Golola Moses (born 22 May 1980) is a Ugandan kickboxer and actor.

== Career==
The accomplishments as a kick boxer have been questioned by the media in Uganda, with accusations ranging from rigged events, to outright fraud, Golola has, nevertheless, been credited with popularizing the sport of kickboxing in Uganda, a discipline which previously generated minimal fan interest in Uganda. He has managed to build up a large fan following in Uganda. His 2011 fight against Abdul Qadir Rahim managed to attract the largest attendance in Uganda outside of Ugandan national football team matches and Golola has perhaps the largest fan following in Uganda outside of the national football team.

Golola has one of the largest online fan bases of in Uganda. His fans have created various memes associated with him, and even their own parody version of Downfall, starring Golola. He was also given the lead role in the Ugandan movie Christmas in Kampala.

Golola is known for his humorous personality and flamboyant showmanship, traits which have helped him to popularize the sport of kickboxing in Uganda and helped him to gain a large fan following.

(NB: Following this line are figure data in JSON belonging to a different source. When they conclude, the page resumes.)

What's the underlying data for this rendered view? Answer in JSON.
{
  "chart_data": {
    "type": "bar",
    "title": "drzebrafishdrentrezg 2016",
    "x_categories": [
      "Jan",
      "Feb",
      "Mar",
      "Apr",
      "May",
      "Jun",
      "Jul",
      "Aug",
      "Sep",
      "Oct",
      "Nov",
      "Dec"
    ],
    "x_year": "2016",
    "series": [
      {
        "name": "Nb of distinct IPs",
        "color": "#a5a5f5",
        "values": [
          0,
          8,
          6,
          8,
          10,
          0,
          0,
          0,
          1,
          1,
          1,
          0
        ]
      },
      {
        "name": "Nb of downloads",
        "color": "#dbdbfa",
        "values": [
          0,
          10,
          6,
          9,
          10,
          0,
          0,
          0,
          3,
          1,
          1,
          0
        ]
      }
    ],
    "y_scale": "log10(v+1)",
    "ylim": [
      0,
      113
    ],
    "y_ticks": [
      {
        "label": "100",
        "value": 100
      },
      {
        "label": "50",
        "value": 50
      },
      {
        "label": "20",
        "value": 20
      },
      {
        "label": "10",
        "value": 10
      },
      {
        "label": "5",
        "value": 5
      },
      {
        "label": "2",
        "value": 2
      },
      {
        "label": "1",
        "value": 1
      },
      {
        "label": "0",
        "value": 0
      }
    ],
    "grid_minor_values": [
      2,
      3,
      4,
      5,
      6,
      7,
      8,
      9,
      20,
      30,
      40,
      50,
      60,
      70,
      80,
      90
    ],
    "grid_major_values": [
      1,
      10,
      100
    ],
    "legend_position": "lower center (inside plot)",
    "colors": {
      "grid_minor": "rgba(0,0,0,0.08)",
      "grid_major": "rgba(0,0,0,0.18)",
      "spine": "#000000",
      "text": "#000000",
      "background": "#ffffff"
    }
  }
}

He is the Kickboxing Champion of East and Central Africa having emerged winner in a controversial match against Hungarian Andras Nagy on 9 December 2011. Golola was involved in a financial dispute with his promoter at that time, Patrick Kanyomozi, and claimed that he was owed 30 million Ugandan shillings as his part of a 40–60 split from the fight. The dispute later caused him to split with Kanyomozi and introduce his own brother as his promoter.

=== Vs Semata ===
Fans have been divided on who is better between Umar Semata and Golola. On 13 October 2018, the two faced off in the ring at Freedom City Mall. The fight ended when Umar Semata had stopped Golola's dominance of local kickboxers after the judges awarded him a victory by unanimous decision. Meanwhile, till now Moses Golola says he did not lose the fight as it was not staged according to the agreed upon instructions of seven rounds instead of five.